Another frequent kind of failure is caused by wrong GenBank accession numbers, as indicated in the GGDC result e-mails. Note that GenBank accession numbers of amino-acid sequences also yield a GenBank download error. Suitable GenBank accessions numbers auch as AE000782 refer to a nucleotide genome sequence (additional protein annotation causes no harm). GenBank assembly acession numbers are not supported. See the general FAQ for more details.
In rare cases we also observed that alignment programs such as BLAST+ might fail during the alignment of genomes containing an extremely high number of contigs, thus producing no hits. Here, the GGDC would also produce 'NaN' as a result to indicate an erroneous run.

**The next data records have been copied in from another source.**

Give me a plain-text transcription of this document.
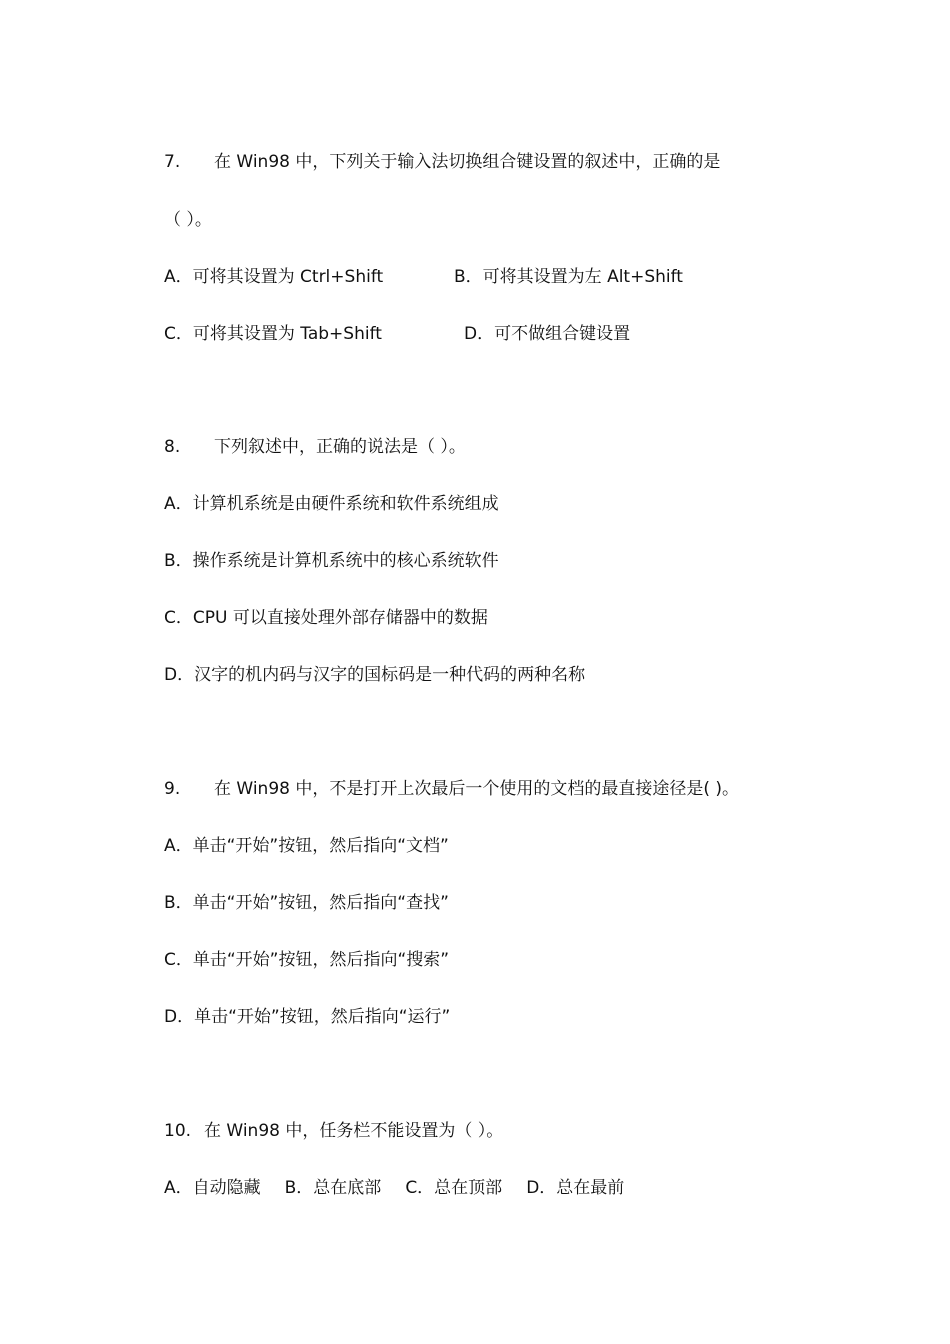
7. 在 Win98 中，下列关于输入法切换组合键设置的叙述中，正确的是
（ ）。
A．可将其设置为 Ctrl+Shift	B．可将其设置为左 Alt+Shift
C．可将其设置为 Tab+Shift	D．可不做组合键设置
8. 下列叙述中，正确的说法是（ ）。
A．计算机系统是由硬件系统和软件系统组成
B．操作系统是计算机系统中的核心系统软件
C．CPU 可以直接处理外部存储器中的数据
D．汉字的机内码与汉字的国标码是一种代码的两种名称
9. 在 Win98 中，不是打开上次最后一个使用的文档的最直接途径是( )。
A．单击“开始”按钮，然后指向“文档”
B．单击“开始”按钮，然后指向“查找”
C．单击“开始”按钮，然后指向“搜索”
D．单击“开始”按钮，然后指向“运行”
10. 在 Win98 中，任务栏不能设置为（ ）。
A．自动隐藏 B．总在底部 C．总在顶部 D．总在最前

GGDC v1.0 is intended for comparing assembled whole-genome sequences comprising one to several chromosomes, extrachromosomal replicons or scaffolds. It is not intended for dealing with, e.g., multi-FASTA files separately containing the nucleotide sequences of all genes. The GGDC v1.0 service cannot handle multi-FASTA files with a large number of FASTA entries (say, more than 500 sequences), since the multi-FASTA files are split to FASTA files each containing one single entry before processing. The GGDC v2.0 supports any multi-FASTA format. Its DDH prediction model has been accordingly adapted (and has many other advantages over GGDC v1.0 anyway).
One of them is a CSV (comma-separated values) file containing all results in a format readable by spreadsheet programs such as LibreOffice, OpenOffice or Excel (set the column separator to a comma).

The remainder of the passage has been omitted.